The highlight of our visit to this fort was without a doubt the extremely well-preserved latrine you can see in the picture above. It has a deep sewer, which you can see along the sides of the latrine, that used to be covered by a wooden floor and benches with holes in them that functioned as toilet seats. The sewer was flushed by rainwater and drained down the hill so the waste did not remain in the fort. In the centre of the latrine, a small channel provided water for washing.
We walked on from Housesteads Roman Fort, since we had some miles to travel before we arrived at the place where we would be picked up by our B&B host. Above is a picture of Sycamore Gap, a location made famous by the film Robin Hood: Prince of Thieves.
The B&B we stayed at for our second and third night was Bush Nook Guest House, which is by far the best guesthouse I ever stayed at in the UK! The host Malcolm was very friendly and had great advice on which places to visit! Also, we were able to have dinner at the guest house both nights, and they were the best meals we had on our entire trip! Besides that, we had some nice chats with other guests, who all had very interesting stories to tell, over dinner and breakfast.
The next day we got up early to visit Vindolanda, another Roman Fort near the Wall. This was definitely the coolest site we visited, as some amazing findings have been done here. Most notably, the Vindolanda tablets have been found here: the oldest surviving handwritten documents in Britain! The tablets are sort of wooden postcards that were used for correspondence in the Roman Empire by inscribing them with ink. The 752 tablets found here are from the 1st and 2nd centuries AD. Since the ground at this site contains very little oxygen, the wooden tablets were preserved, while they perished at other sites.
It took quite some time to translate the old Roman cursive script in which the tablets are written. The tablets contain mostly army matters, but also some personal correspondence.

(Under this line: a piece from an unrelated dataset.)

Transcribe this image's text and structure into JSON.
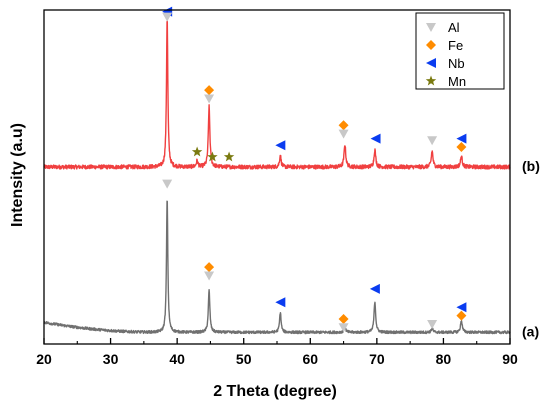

This makes it a very special finding, as most preserved Roman writing is official documentation, not personal! On one of the more famous tablets, Claudia Severa, the wife of Aelius Brocchus, a commander of a nearby fort, invites Sulpicia Lepidina, the wife of Flavius Cerialis, prefect of the Ninth Cohort of Batavians, to a birthday party in approximately 100 AD. This may be the oldest surviving document in Latin written by a woman! Even more mind-blowing is that excavators have managed to find a sandal that they concluded must belong to Sulpicia! (how they figured that out is quite the mystery to me…)
In another tablet, a mother writes about having enclosed some clean underpants for her soldier son:
… I have sent (?) you … pairs of socks from Sattua, two pairs of sandals and two pairs of underpants, two pairs of sandals … Greet …ndes, Elpis, Iu…, …enus, Tetricus and all your messmates with whom I pray that you live in the greatest good fortune.